Cost optimization is a core challenge for users of cloud computing platforms. An open source tool is now available to solve it.
The era of cloud computing has introduced endless possibilities through access to vast amounts of computing power, storage, and software over the internet. This growth has led to a shift towards remote work, collaboration, and the ability for small businesses to compete with larger ones. Cloud computing introduced greater scalability, flexibility, and cost-effectiveness in IT operations, facilitating innovation in data analysis, artificial intelligence, and internet-of-things applications.
However, actually migrating a business to the public cloud and ensuring that cloud resources are utilized in the cheapest and most efficient way has proven to be a highly challenging task. Enterprises must consider many technical, financial, and organizational factors to deploy a complex workload in the cloud, including technical complexity, security and compliance, business continuity, and availability of the necessary skills and expertise. In this article, I will demonstrate a solution for one particularly acute aspect of the above process: cost and resource optimization.

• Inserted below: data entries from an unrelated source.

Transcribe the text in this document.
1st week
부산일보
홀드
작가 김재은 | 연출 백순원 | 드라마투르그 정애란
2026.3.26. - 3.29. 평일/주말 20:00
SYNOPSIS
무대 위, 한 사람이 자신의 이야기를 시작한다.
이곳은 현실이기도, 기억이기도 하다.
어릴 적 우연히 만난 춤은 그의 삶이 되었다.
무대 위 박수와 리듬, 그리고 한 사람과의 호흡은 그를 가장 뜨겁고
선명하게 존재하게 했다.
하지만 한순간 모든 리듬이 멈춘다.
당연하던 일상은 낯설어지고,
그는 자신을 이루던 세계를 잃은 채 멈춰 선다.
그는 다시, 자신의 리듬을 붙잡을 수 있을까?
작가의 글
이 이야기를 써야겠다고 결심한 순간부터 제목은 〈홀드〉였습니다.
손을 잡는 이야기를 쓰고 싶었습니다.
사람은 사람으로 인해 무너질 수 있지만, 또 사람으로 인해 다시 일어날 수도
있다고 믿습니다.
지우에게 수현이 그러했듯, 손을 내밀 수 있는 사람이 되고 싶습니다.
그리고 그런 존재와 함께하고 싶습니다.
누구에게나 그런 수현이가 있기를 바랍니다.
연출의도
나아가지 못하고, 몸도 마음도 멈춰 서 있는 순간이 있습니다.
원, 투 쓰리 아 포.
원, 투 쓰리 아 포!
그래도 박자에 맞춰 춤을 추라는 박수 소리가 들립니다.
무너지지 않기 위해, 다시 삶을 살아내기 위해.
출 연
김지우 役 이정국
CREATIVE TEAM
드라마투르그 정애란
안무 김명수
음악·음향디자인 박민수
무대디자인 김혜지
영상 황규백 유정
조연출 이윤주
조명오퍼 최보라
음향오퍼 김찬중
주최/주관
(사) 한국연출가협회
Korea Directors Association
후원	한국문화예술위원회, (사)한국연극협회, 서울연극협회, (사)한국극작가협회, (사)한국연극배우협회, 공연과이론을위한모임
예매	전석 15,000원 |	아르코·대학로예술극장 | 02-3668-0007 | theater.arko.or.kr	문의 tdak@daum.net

Optimizing the cost of running workloads on a public cloud involves many challenges. One of the main difficulties is understanding cloud providers’ various pricing models, as they vary significantly in their services and associated costs. In addition, workloads that fluctuate and change over time make it challenging to predict usage patterns and optimize resource allocation. Cost optimization requires continuous monitoring and analysis of usage data to identify and eliminate waste, which is often a time-consuming task. Managing contracts and negotiations with cloud providers can also contribute significantly to the overall cost of running workloads. All of these factors make cost optimization a complex and ongoing task requiring dedicated effort and expertise.
An explosion of options
Let’s start with the most fundamental problem. Suppose you have an application ready for deployment to the cloud. Such an application could be arbitrarily complex, contain multiple components with nontrivial dependencies, and involve diverse resource requirements. Assume for this example that resource consumption requirements (such as CPU and memory) are known in advance for all application components. (I will touch on resource requirement estimation later in this article.)

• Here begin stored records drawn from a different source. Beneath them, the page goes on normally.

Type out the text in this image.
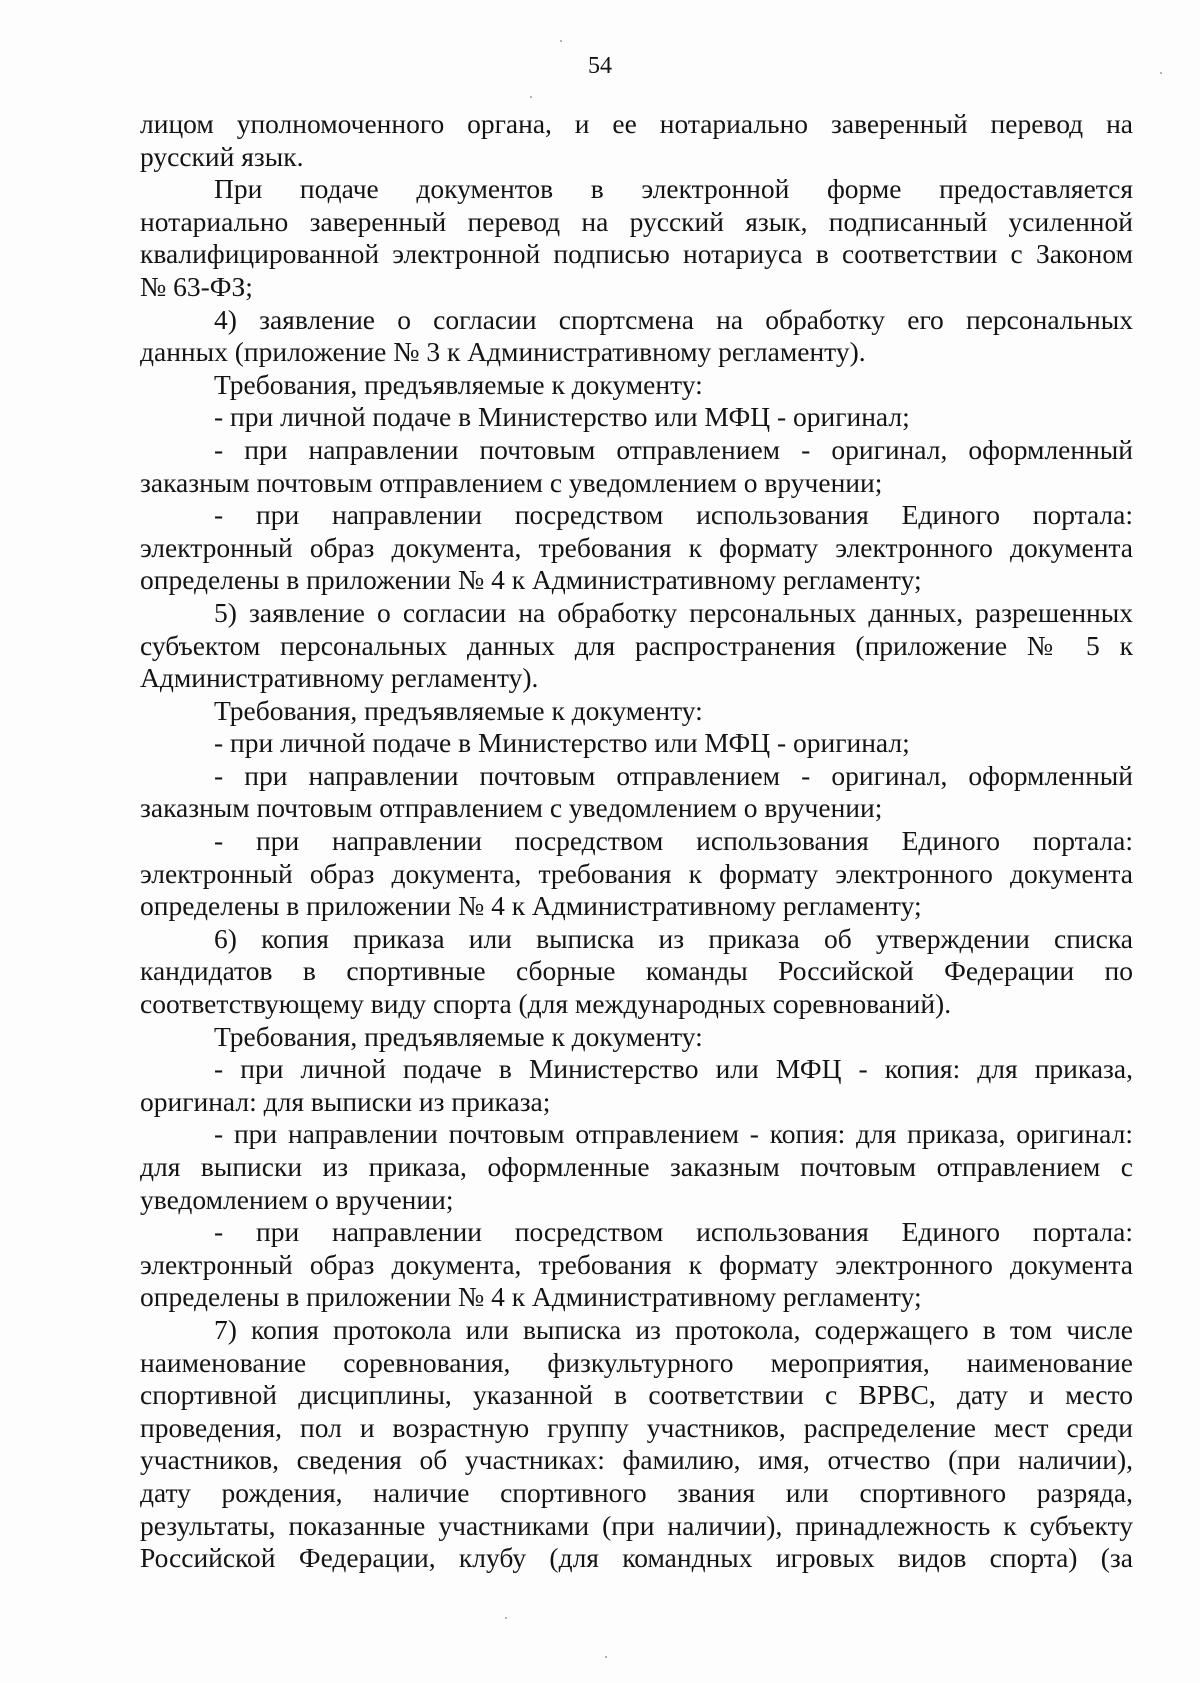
54
лицом уполномоченного органа, и ее нотариально заверенный перевод на
русский язык.
При подаче документов в электронной форме предоставляется
нотариально заверенный перевод на русский язык, подписанный усиленной
квалифицированной электронной подписью нотариуса в соответствии с Законом
№ 63-ФЗ;
4) заявление о согласии спортсмена на обработку его персональных
данных (приложение № 3 к Административному регламенту).
Требования, предъявляемые к документу:
- при личной подаче в Министерство или МФЦ - оригинал;
- при направлении почтовым отправлением - оригинал, оформленный
заказным почтовым отправлением с уведомлением о вручении;
- при направлении посредством использования Единого портала:
электронный образ документа, требования к формату электронного документа
определены в приложении № 4 к Административному регламенту;
5) заявление о согласии на обработку персональных данных, разрешенных
субъектом персональных данных для распространения (приложение № 5 к
Административному регламенту).
Требования, предъявляемые к документу:
- при личной подаче в Министерство или МФЦ - оригинал;
- при направлении почтовым отправлением - оригинал, оформленный
заказным почтовым отправлением с уведомлением о вручении;
- при направлении посредством использования Единого портала:
электронный образ документа, требования к формату электронного документа
определены в приложении № 4 к Административному регламенту;
6) копия приказа или выписка из приказа об утверждении списка
кандидатов в спортивные сборные команды Российской Федерации по
соответствующему виду спорта (для международных соревнований).
Требования, предъявляемые к документу:
- при личной подаче в Министерство или МФЦ - копия: для приказа,
оригинал: для выписки из приказа;
- при направлении почтовым отправлением - копия: для приказа, оригинал:
для выписки из приказа, оформленные заказным почтовым отправлением с
уведомлением о вручении;
- при направлении посредством использования Единого портала:
электронный образ документа, требования к формату электронного документа
определены в приложении № 4 к Административному регламенту;
7) копия протокола или выписка из протокола, содержащего в том числе
наименование соревнования, физкультурного мероприятия, наименование
спортивной дисциплины, указанной в соответствии с ВРВС, дату и место
проведения, пол и возрастную группу участников, распределение мест среди
участников, сведения об участниках: фамилию, имя, отчество (при наличии),
дату рождения, наличие спортивного звания или спортивного разряда,
результаты, показанные участниками (при наличии), принадлежность к субъекту
Российской Федерации, клубу (для командных игровых видов спорта) (за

With all these assumptions in mind, how do you select the most fitting cloud provider for this application at the best price? How do you choose the number of virtual machines to acquire, their instance types, regions, and other crucial parameters? How do you compare the various offers from different providers and decide on the most economically reasonable one?
There is no simple answer to the above questions, for a number of reasons. The leading cloud providers offer a variety of instance types and configurations, each with distinct specifications. According to our estimates, for AWS alone there are over 9,000 different virtual machines available for purchase when you take into account all combinations of instance type, region, and operating system. For real-life applications requiring a large number of VMs, the sheer number of possible combinations for deploying specific instances and colocating workload components quickly grows exponentially. It is highly impractical, and often outright impossible, to examine all possible alternatives with a brute force approach and simply pick the cheapest one.
Figure 1 illustrates the problem of estimating the cheapest deployment configuration on a toy example of an application with four components. Here, the numbers denote the components, the green circles represent the VMs, and the black circles represent the different possibilities of allocating components to VMs. The range of allocation possibilities, from using a single VM for the entire application to putting each component on a dedicated instance, is exponential in the number of components. In other words, even for a moderate number of components, the time required to consider all possibilities grows very fast.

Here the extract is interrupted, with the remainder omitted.